わたしとあなたのありのまま ‥3‥

「でも、嫌いにはなれないよ、ごめん」

『なんで?』

「だって、結果的に冬以は、私に『そういうこと』をしなかった。あの日の私だったら、確実にできてたはずじゃん。でも冬以はしなかった。冬以はそういう人だから……卑劣なことができない人だから……だから、嫌いになんかなれないよ」

『十分卑劣じゃん!』

冬以がまた、語調を強める。


『いかにも『ほのかと寝た』みたいに振舞って、ほのかが罪悪感で苦しめばいいって思った。そのせいで二人が駄目になればいいって思った。そしたらほのか、本当に俺のものになってくれるかもって』

何なの? その厨二病みたいな楽天的発想。稚拙過ぎでしょう。


「もしそうなったとしても……駄目になった原因の冬以に、私が縋るわけないじゃん」

きっぱりと否定した。冬以がこれ以上期待しないように。期待させちゃったのは私だけど。だから、これ以上期待させたらいけないんだ。

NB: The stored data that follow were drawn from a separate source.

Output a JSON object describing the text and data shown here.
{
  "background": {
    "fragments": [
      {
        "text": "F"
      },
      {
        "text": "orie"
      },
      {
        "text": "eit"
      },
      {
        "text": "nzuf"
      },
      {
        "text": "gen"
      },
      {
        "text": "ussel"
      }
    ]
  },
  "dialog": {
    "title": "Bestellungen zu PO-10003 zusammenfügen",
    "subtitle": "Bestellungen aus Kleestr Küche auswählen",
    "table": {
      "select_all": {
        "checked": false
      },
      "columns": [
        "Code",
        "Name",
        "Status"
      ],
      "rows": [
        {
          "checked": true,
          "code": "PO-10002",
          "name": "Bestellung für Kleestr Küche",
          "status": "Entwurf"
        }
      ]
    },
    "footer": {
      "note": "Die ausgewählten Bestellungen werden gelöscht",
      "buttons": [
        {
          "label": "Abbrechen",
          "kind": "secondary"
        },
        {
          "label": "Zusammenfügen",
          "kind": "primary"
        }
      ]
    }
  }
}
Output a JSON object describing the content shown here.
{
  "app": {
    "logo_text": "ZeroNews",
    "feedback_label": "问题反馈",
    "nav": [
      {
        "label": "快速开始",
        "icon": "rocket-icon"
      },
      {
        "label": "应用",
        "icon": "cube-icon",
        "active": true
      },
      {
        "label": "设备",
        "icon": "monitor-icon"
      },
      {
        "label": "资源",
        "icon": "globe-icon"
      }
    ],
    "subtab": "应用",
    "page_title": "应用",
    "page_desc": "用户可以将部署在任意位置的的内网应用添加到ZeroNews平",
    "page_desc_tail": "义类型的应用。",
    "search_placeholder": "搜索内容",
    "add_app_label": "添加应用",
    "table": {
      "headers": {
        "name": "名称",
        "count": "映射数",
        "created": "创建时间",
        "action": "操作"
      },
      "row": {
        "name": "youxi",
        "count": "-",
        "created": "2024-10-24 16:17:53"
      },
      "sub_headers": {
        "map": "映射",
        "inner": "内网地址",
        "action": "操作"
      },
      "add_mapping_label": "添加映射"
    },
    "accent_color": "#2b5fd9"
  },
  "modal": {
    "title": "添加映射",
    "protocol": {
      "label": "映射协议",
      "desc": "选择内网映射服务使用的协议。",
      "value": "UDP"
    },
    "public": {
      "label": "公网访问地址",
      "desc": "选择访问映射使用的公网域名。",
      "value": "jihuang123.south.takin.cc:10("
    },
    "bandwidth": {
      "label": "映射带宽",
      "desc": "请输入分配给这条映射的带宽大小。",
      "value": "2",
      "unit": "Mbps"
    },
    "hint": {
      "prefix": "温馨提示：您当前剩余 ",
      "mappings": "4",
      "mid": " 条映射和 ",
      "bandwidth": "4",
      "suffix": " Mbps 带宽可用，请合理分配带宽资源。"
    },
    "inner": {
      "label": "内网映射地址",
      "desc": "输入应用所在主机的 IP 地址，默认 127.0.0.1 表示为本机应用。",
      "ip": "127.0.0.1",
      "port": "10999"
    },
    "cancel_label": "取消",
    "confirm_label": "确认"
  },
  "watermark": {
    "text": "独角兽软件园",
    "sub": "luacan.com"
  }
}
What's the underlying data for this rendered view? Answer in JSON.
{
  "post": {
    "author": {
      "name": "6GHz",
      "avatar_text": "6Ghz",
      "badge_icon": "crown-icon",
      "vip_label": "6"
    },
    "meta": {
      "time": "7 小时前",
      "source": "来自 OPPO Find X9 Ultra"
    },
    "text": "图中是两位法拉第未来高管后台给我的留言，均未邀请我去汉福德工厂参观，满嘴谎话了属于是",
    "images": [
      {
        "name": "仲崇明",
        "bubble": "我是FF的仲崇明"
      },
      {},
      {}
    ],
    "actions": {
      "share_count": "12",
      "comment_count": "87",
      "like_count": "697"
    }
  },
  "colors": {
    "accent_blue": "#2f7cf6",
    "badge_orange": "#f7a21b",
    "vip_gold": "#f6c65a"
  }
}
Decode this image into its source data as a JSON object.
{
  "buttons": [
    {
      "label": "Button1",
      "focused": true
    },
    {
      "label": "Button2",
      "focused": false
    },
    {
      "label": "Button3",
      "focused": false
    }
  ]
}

それもそっか、と。電話の向こう側の冬以が苦笑する。それは酷く悲しげで……。

だけど私の心は揺れない。今、揺れたらいけない。



「田所は、私が冬以とシてもシてなくても『俺の気持ちは変わらない』って言った」

そして止めを、刺す。


再びおとずれた沈黙。冬以が言葉を失っているのがわかった。